Pas de vrai modèle pas cher aujourd’hui
Certes, quelques modèles à prix raisonnable sont disponibles, mais leur usage est limité à la ville. Comme la Dacia Spring (fabriquée en Chine) du groupe Renault, à partir de 20.990 euros, dont l’autonomie ne dépasse guère les 200 km. Même chose pour la très petite Citroën Ami, à 7.990 euros, qui compte deux places et ne dépasse pas 45 km/h.
Hors ces singularités, les constructeurs européens semblaient jusqu’ici miser sur des tarifs élevés, dopés par d’excellents résultats financiers. Mais voilà, ils craignent de laisser le marché électrique du moyen de gamme à d’autres. L’enjeu est donc désormais la voiture de monsieur et madame Tout-le-Monde, pour faire les courses, se rendre au travail ou partir en vacances.
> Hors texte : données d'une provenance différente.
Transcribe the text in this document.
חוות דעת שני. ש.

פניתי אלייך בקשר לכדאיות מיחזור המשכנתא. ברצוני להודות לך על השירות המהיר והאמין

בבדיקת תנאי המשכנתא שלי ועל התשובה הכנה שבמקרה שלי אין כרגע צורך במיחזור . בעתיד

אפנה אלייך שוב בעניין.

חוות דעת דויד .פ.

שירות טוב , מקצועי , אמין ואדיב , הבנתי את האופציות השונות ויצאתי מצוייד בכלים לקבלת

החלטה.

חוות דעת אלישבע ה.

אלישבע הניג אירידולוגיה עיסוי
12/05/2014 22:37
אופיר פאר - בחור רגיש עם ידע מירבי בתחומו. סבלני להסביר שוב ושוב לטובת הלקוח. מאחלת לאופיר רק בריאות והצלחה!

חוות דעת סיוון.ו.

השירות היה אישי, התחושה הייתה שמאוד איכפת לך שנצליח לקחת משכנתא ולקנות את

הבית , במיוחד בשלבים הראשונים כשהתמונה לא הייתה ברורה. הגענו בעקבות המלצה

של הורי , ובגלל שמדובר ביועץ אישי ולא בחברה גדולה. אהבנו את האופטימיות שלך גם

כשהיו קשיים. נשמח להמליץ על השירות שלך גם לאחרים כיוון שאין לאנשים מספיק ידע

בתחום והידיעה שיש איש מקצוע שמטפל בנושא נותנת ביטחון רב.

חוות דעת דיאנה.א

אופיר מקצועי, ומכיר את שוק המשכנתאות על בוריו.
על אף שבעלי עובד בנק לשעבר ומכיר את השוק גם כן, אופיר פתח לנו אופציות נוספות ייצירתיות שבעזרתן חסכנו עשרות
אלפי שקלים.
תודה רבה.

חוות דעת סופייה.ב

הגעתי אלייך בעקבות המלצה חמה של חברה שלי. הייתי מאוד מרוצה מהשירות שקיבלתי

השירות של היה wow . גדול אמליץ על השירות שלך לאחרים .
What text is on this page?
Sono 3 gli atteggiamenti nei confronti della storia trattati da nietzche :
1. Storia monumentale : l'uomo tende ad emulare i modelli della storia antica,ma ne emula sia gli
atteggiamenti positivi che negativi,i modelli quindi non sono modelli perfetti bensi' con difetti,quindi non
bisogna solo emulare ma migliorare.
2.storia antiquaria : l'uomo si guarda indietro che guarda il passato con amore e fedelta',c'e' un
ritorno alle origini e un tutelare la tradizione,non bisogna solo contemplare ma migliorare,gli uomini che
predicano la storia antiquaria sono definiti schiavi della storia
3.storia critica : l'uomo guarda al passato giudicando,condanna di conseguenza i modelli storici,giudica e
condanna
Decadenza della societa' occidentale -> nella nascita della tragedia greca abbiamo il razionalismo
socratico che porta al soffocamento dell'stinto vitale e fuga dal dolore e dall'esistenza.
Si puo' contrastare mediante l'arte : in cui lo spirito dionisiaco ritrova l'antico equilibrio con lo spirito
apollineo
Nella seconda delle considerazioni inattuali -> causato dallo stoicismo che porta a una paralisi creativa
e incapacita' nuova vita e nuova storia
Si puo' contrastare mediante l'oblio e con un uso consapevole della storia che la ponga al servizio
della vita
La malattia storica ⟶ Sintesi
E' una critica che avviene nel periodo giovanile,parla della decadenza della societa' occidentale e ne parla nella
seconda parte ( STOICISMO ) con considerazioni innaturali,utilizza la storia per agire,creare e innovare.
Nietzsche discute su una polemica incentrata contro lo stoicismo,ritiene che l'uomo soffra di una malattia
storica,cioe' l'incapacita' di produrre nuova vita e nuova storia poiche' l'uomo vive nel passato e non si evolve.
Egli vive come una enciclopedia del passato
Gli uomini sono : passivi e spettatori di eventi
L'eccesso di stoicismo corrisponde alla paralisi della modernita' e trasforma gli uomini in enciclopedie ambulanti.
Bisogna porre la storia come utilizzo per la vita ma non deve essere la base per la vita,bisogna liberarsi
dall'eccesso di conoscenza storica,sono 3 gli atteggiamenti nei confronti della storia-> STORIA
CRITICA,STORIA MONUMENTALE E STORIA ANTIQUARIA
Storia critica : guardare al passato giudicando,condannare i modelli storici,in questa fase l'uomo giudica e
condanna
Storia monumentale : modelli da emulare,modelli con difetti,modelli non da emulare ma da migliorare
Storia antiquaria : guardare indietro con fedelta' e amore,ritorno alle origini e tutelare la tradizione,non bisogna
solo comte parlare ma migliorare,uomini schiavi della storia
Quelques constructeurs chinois l’ont compris. MG, une marque du groupe SAIC (Shanghai), a lancé chez nous un modèle compact, MG4, à partir de 32.285 euros, soit environ 10.000 euros de moins que la concurrence européenne ou coréenne pour une voiture comparable.
D’après Helena Wisbert, professeur en automotive economics à l’université d’Ostfalia (Allemagne) et directrice du Center of Automotive Research, la menace chinoise demeure encore toutefois limitée. “Posséder une marque forte reste la clé. Les constructeurs traditionnels bénéficient d’une grande base de clientèle et de la fidélité des consommateurs, là où les marques chinoises doivent encore construire leur notoriété.”
Les tarifs des modèles électriques écoulés en grand volume seront identiques à ceux des voitures à carburant avant 2027.”
HELENA WISBERT
(CENTER OF CAR RESEARCH)
Notoriété dont bénéficie par contre Tesla, augmentée par son réseau de bornes qui offre un confort supplémentaire à ses utilisateurs. L’américain devrait bientôt lui aussi annoncer un modèle compact à 25.000 euros. Cela lui sera indispensable pour atteindre la promesse que le constructeur a lui-même formulée de produire 20 millions de voitures par an en 2030, soit deux fois plus que les volumes des leaders mondiaux Toyota ou Volkswagen.
“Le désir des gens de posséder une Tesla est très élevé. Le facteur limitant est leur capacité à pouvoir se la payer”, a affirmé Elon Musk lors d’une conférence à l’adresse des investisseurs. La Tesla la moins chère – le Model 3 – est en effet commercialisée à partir de 45.970 euros. Et encore, son tarif a été abaissé en janvier dernier: il s’élevait auparavant à 52.990 euros.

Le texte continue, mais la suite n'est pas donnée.